MOLM: Mixture of LoRA Markers
Samar Fares 1, Nurbek Tastan 1, Noor Hussein 2, Karthik Nandakumar 1,2
Published on arXiv
2510.00293
Output Integrity Attack
OWASP ML Top 10 — ML09
Key Finding
MOLM maintains key recovery accuracy ≥ 0.96 under removal averaging attacks while degrading competitor WOUAF to 0.85–0.90, with ~1 day pre-training and no per-key retraining cost.
MOLM (Mixture of LoRA Markers)
Novel technique introduced
Generative models can generate photorealistic images at scale. This raises urgent concerns about the ability to detect synthetically generated images and attribute these images to specific sources.
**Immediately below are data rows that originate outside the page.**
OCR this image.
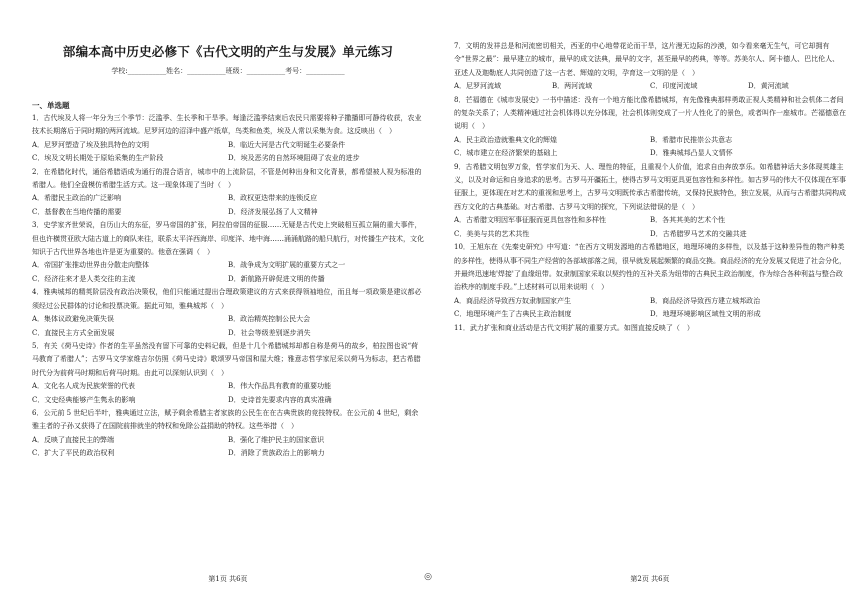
部编本高中历史必修下《古代文明的产生与发展》单元练习
学校:___________姓名：___________班级：___________考号：___________
一、单选题

1．古代埃及人将一年分为三个季节：泛滥季、生长季和干旱季。每逢泛滥季结束后农民只需要将种子撒播即可静待收获，农业技术长期落后于同时期的两河流域。尼罗河边的沼泽中盛产纸草，鸟类和鱼类，埃及人常以采集为食。这反映出（　）

A．尼罗河塑造了埃及独具特色的文明	B．临近大河是古代文明诞生必要条件
C．埃及文明长期处于原始采集的生产阶段	D．埃及恶劣的自然环境阻碍了农业的进步

2．在希腊化时代，通俗希腊语成为通行的混合语言，城市中的上流阶层，不管是何种出身和文化背景，都希望被人视为标准的希腊人。他们全盘模仿希腊生活方式。这一现象体现了当时（　）

A．希腊民主政治的广泛影响	B．政权更迭带来的连锁反应
C．基督教在当地传播的需要	D．经济发展弘扬了人文精神

3．史学家齐世荣说，自历山大的东征，罗马帝国的扩张，阿拉伯帝国的征服……无疑是古代史上突破相互孤立隔的重大事件，但也许横贯亚欧大陆古道上的商队来往，联系太平洋西海岸、印度洋、地中海……涌涌航路的船只航行，对传播生产技术，文化知识于古代世界各地也许是更为重要的。他意在强调（　）

A．帝国扩张推动世界由分散走向整体	B．战争成为文明扩展的重要方式之一
C．经济往来才是人类交往的主流	D．新航路开辟促进文明的传播

4．雅典城邦的精英阶层没有政治决策权，他们只能通过提出合理政策建议的方式来获得领袖地位，而且每一项政策是建议都必须经过公民群体的讨论和投票决策。据此可知，雅典城邦（　）

A．集体议政避免决策失误	B．政治精英控制公民大会
C．直接民主方式全面发展	D．社会等级差别逐步消失

5．有关《荷马史诗》作者的生平虽然没有留下可靠的史料记载，但是十几个希腊城邦却都自称是荷马的故乡，柏拉图也说“荷马教育了希腊人”；古罗马文学家维吉尔仿照《荷马史诗》歌颂罗马帝国和屋大维；雅意志哲学家尼采以荷马为标志，把古希腊时代分为前荷马时期和后荷马时期。由此可以深刻认识到（　）

A．文化名人成为民族荣誉的代表	B．伟大作品具有教育的重要功能
C．文史经典能够产生隽永的影响	D．史诗首先要求内容的真实准确

6．公元前 5 世纪后半叶，雅典通过立法，赋予剩余希腊主者家族的公民生在在古典贵族的竞技特权。在公元前 4 世纪，剩余雅主者的子孙又获得了在国院前排就坐的特权和免除公益捐助的特权。这些举措（　）

A．反映了直接民主的弊端	B．强化了维护民主的国家意识
C．扩大了平民的政治权利	D．消除了贵族政治上的影响力
第1页 共6页	◎

7．文明的发祥总是和河流密切相关，西亚的中心地带花论而干旱，这片漫无边际的沙漠，如今看来毫无生气，可它却拥有令“世界之最”：最早建立的城市，最早的成文法典，最早的文字，甚至最早的药典，等等。苏美尔人、阿卡德人、巴比伦人、亚述人及迦勒底人共同创造了这一古老、辉煌的文明，孕育这一文明的是（　）

A．尼罗河流域	B．两河流域	C．印度河流域	D．黄河流域

8．芒福德在《城市发展史》一书中描述：没有一个地方能比像希腊城邦，有先像雅典那样勇敢正视人类精神和社会机体二者间的复杂关系了；人类精神通过社会机体得以充分体现，社会机体则变成了一片人性化了的景色，或者叫作一座城市。芒福德意在说明（　）

A．民主政治造就雅典文化的辉煌	B．希腊市民推崇公共意志
C．城市建立在经济繁荣的基础上	D．雅典城邦凸显人文情怀

9．古希腊文明包罗万象，哲学家们为天、人、理性的特征，且重视个人价值，追求自由奔放享乐。如希腊神话大多体现英雄主义，以及对命运和自身追求的思考。古罗马开疆拓土，使得古罗马文明更具更包容性和多样性。如古罗马的伟大不仅体现在军事征服上，更体现在对艺术的重视和思考上，古罗马文明既传承古希腊传统，又保持民族特色，独立发展，从而与古希腊共同构成西方文化的古典基础。对古希腊、古罗马文明的探究，下列说法错误的是（　）

A．古希腊文明因军事征服而更具包容性和多样性	B．各其其美的艺术个性
C．美美与共的艺术共性	D．古希腊罗马艺术的交融共进

10．王旭东在《先秦史研究》中写道：“在西方文明发源地的古希腊地区，地理环境的多样性，以及基于这种差异性的物产种类的多样性，使得从事不同生产经营的各部域部落之间，很早就发展起频繁的商品交换。商品经济的充分发展又促进了社会分化，并最终迅速地'焊接'了血缘纽带。奴隶制国家采取以契约性的互补关系为纽带的古典民主政治制度，作为综合各种利益与整合政治秩序的制度手段。”上述材料可以用来说明（　）

A．商品经济导致西方奴隶制国家产生	B．商品经济导致西方建立城邦政治
C．地理环境产生了古典民主政治制度	D．地理环境影响区域性文明的形成

11．武力扩张和商业活动是古代文明扩展的重要方式。如图直接反映了（　）

第2页 共6页
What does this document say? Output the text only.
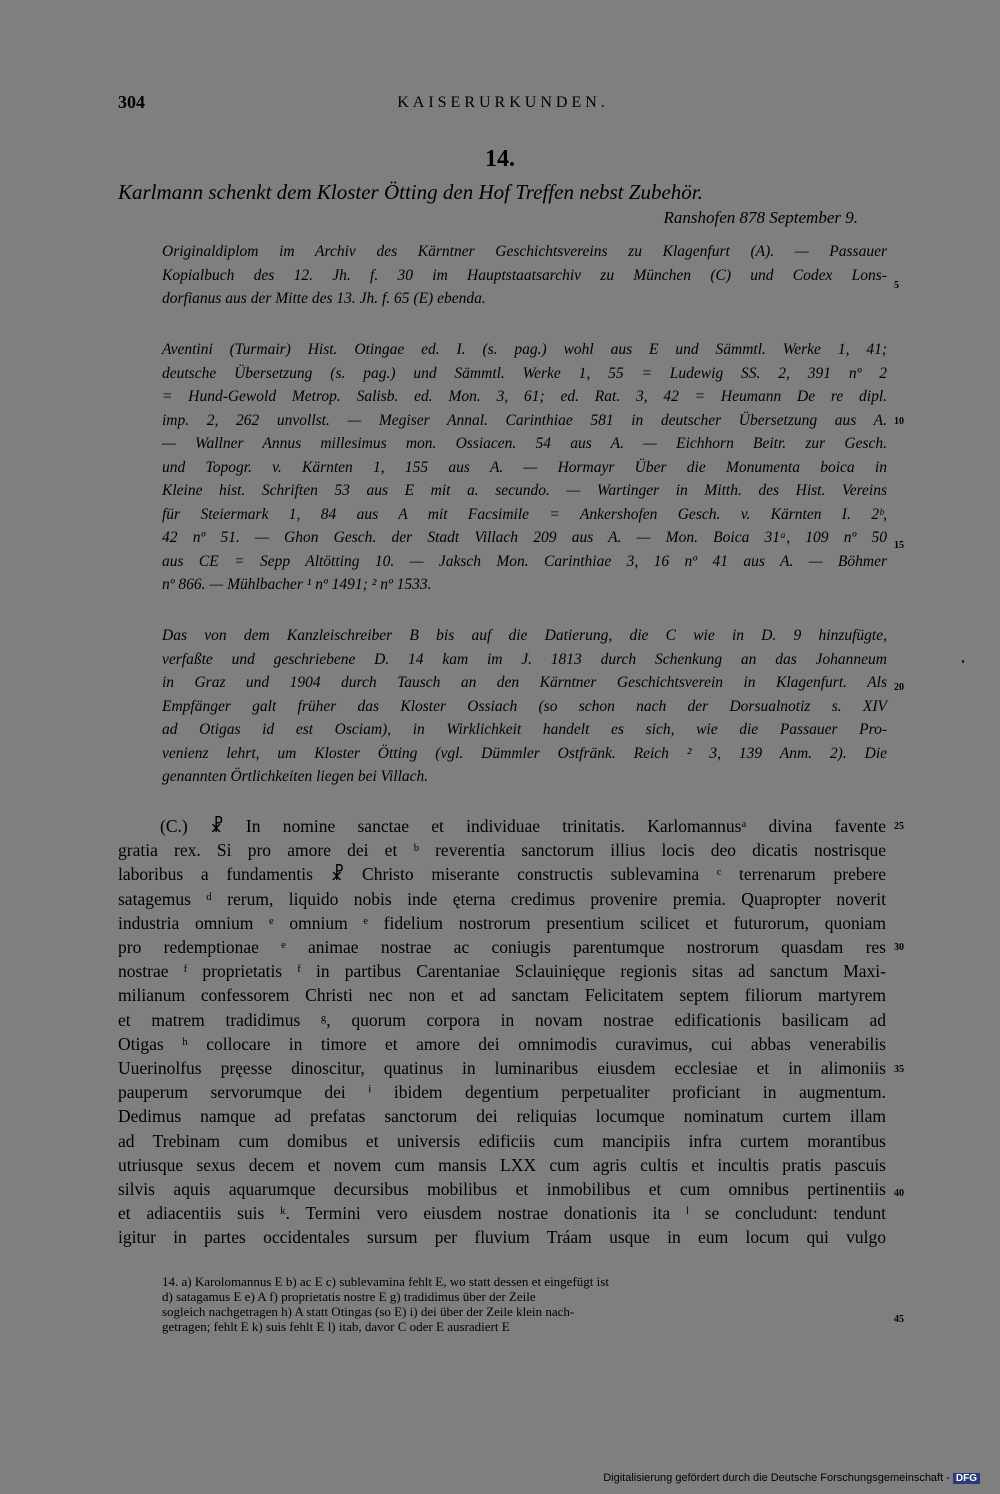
304	KAISERURKUNDEN.
14.
Karlmann schenkt dem Kloster Ötting den Hof Treffen nebst Zubehör.
Ranshofen 878 September 9.
Originaldiplom im Archiv des Kärntner Geschichtsvereins zu Klagenfurt (A). — Passauer
Kopialbuch des 12. Jh. f. 30 im Hauptstaatsarchiv zu München (C) und Codex Lons-
dorfianus aus der Mitte des 13. Jh. f. 65 (E) ebenda.
Aventini (Turmair) Hist. Otingae ed. I. (s. pag.) wohl aus E und Sämmtl. Werke 1, 41;
deutsche Übersetzung (s. pag.) und Sämmtl. Werke 1, 55 = Ludewig SS. 2, 391 nº 2
= Hund-Gewold Metrop. Salisb. ed. Mon. 3, 61; ed. Rat. 3, 42 = Heumann De re dipl.
imp. 2, 262 unvollst. — Megiser Annal. Carinthiae 581 in deutscher Übersetzung aus A.
— Wallner Annus millesimus mon. Ossiacen. 54 aus A. — Eichhorn Beitr. zur Gesch.
und Topogr. v. Kärnten 1, 155 aus A. — Hormayr Über die Monumenta boica in
Kleine hist. Schriften 53 aus E mit a. secundo. — Wartinger in Mitth. des Hist. Vereins
für Steiermark 1, 84 aus A mit Facsimile = Ankershofen Gesch. v. Kärnten I. 2ᵇ,
42 nº 51. — Ghon Gesch. der Stadt Villach 209 aus A. — Mon. Boica 31ᵃ, 109 nº 50
aus CE = Sepp Altötting 10. — Jaksch Mon. Carinthiae 3, 16 nº 41 aus A. — Böhmer
nº 866. — Mühlbacher ¹ nº 1491; ² nº 1533.
Das von dem Kanzleischreiber B bis auf die Datierung, die C wie in D. 9 hinzufügte,
verfaßte und geschriebene D. 14 kam im J. 1813 durch Schenkung an das Johanneum
in Graz und 1904 durch Tausch an den Kärntner Geschichtsverein in Klagenfurt. Als
Empfänger galt früher das Kloster Ossiach (so schon nach der Dorsualnotiz s. XIV
ad Otigas id est Osciam), in Wirklichkeit handelt es sich, wie die Passauer Pro-
venienz lehrt, um Kloster Ötting (vgl. Dümmler Ostfränk. Reich ² 3, 139 Anm. 2). Die
genannten Örtlichkeiten liegen bei Villach.
(C.) ☧ In nomine sanctae et individuae trinitatis. Karlomannusᵃ divina favente
gratia rex. Si pro amore dei et ᵇ reverentia sanctorum illius locis deo dicatis nostrisque
laboribus a fundamentis ☧ Christo miserante constructis sublevamina ᶜ terrenarum prebere
satagemus ᵈ rerum, liquido nobis inde ęterna credimus provenire premia. Quapropter noverit
industria omnium ᵉ omnium ᵉ fidelium nostrorum presentium scilicet et futurorum, quoniam
pro redemptionae ᵉ animae nostrae ac coniugis parentumque nostrorum quasdam res
nostrae ᶠ proprietatis ᶠ in partibus Carentaniae Sclauinięque regionis sitas ad sanctum Maxi-
milianum confessorem Christi nec non et ad sanctam Felicitatem septem filiorum martyrem
et matrem tradidimus ᵍ, quorum corpora in novam nostrae edificationis basilicam ad
Otigas ʰ collocare in timore et amore dei omnimodis curavimus, cui abbas venerabilis
Uuerinolfus pręesse dinoscitur, quatinus in luminaribus eiusdem ecclesiae et in alimoniis
pauperum servorumque dei ⁱ ibidem degentium perpetualiter proficiant in augmentum.
Dedimus namque ad prefatas sanctorum dei reliquias locumque nominatum curtem illam
ad Trebinam cum domibus et universis edificiis cum mancipiis infra curtem morantibus
utriusque sexus decem et novem cum mansis LXX cum agris cultis et incultis pratis pascuis
silvis aquis aquarumque decursibus mobilibus et inmobilibus et cum omnibus pertinentiis
et adiacentiis suis ᵏ. Termini vero eiusdem nostrae donationis ita ˡ se concludunt: tendunt
igitur in partes occidentales sursum per fluvium Tráam usque in eum locum qui vulgo
14. a) Karolomannus E b) ac E c) sublevamina fehlt E, wo statt dessen et eingefügt ist
d) satagamus E e) A f) proprietatis nostre E g) tradidimus über der Zeile
sogleich nachgetragen h) A statt Otingas (so E) i) dei über der Zeile klein nach-
getragen; fehlt E k) suis fehlt E l) itab, davor C oder E ausradiert E
5
10
15
20
25
30
35
40
45
Digitalisierung gefördert durch die Deutsche Forschungsgemeinschaft - DFG
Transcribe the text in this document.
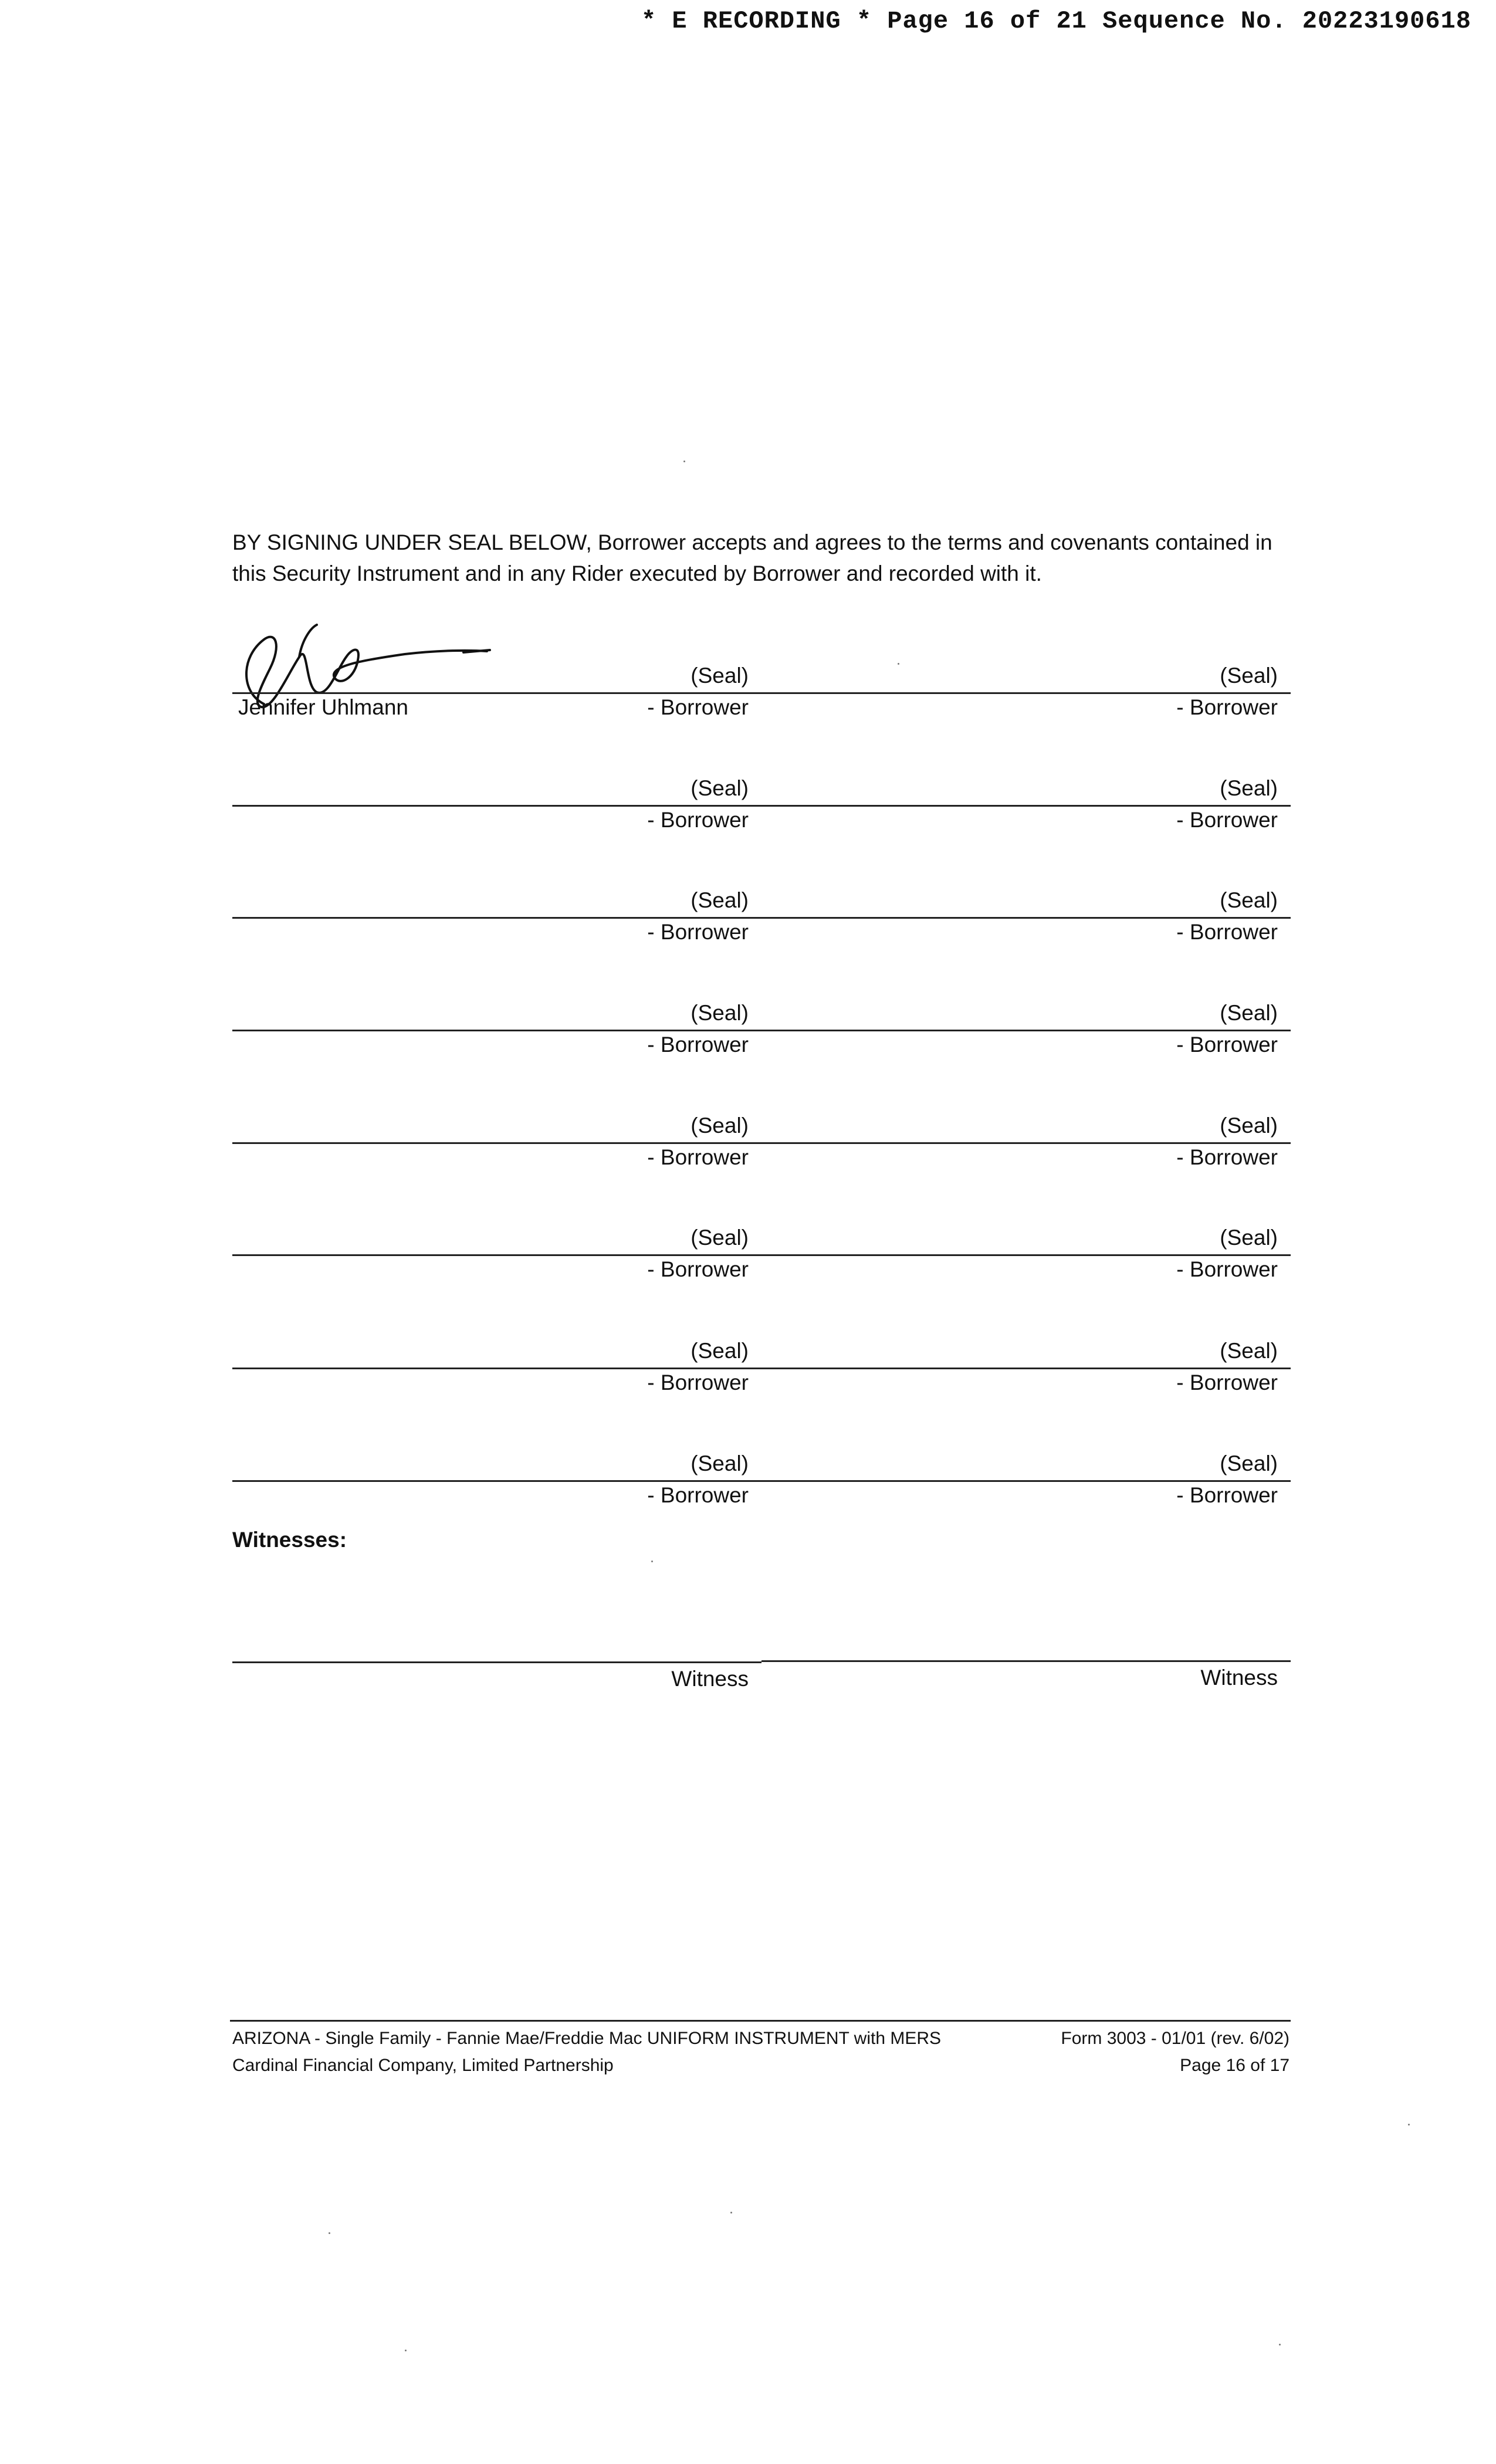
* E RECORDING * Page 16 of 21 Sequence No. 20223190618
BY SIGNING UNDER SEAL BELOW, Borrower accepts and agrees to the terms and covenants contained in this Security Instrument and in any Rider executed by Borrower and recorded with it.
(Seal)
Jennifer Uhlmann	- Borrower
(Seal)
- Borrower
(Seal)
- Borrower
(Seal)
- Borrower
(Seal)
- Borrower
(Seal)
- Borrower
(Seal)
- Borrower
(Seal)
- Borrower
(Seal)
- Borrower
(Seal)
- Borrower
(Seal)
- Borrower
(Seal)
- Borrower
(Seal)
- Borrower
(Seal)
- Borrower
(Seal)
- Borrower
(Seal)
- Borrower
Witnesses:
Witness	Witness
ARIZONA - Single Family - Fannie Mae/Freddie Mac UNIFORM INSTRUMENT with MERS
Cardinal Financial Company, Limited Partnership
Form 3003 - 01/01 (rev. 6/02)
Page 16 of 17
While watermarking has emerged as a possible solution, existing methods remain fragile to realistic distortions, susceptible to adaptive removal, and expensive to update when the underlying watermarking key changes. We propose a general watermarking framework that formulates the encoding problem as key-dependent perturbation of the parameters of a generative model. Within this framework, we introduce Mixture of LoRA Markers (MOLM), a routing-based instantiation in which binary keys activate lightweight LoRA adapters inside residual and attention blocks. This design avoids key-specific re-training and achieves the desired properties such as imperceptibility, fidelity, verifiability, and robustness. Experiments on Stable Diffusion and FLUX show that MOLM preserves image quality while achieving robust key recovery against distortions, compression and regeneration, averaging attacks, and black-box adversarial attacks on the extractor.
Key Contributions
- A general watermarking framework that encodes binary keys as key-dependent perturbations of generative model parameters, enabling multi-key support without per-key retraining
- MOLM: a routing-based instantiation using LoRA adapters in residual and attention blocks activated by binary key bits, achieving imperceptibility and fidelity alongside robustness
- Demonstrated robustness against averaging attacks, compression, regeneration, and both white-box and black-box adversarial attacks on the key extractor across Stable Diffusion and FLUX
🛡️ Threat Analysis
MOLM watermarks AI-generated image outputs to enable source attribution and content provenance — the watermark is implemented via model parameter perturbation (LoRA adapters activated by binary keys), but its purpose is tracking output provenance, not proving model ownership. The paper explicitly targets detection of synthetically generated images and resistance to watermark removal attacks (averaging attacks, adversarial attacks on the extractor, regeneration attacks).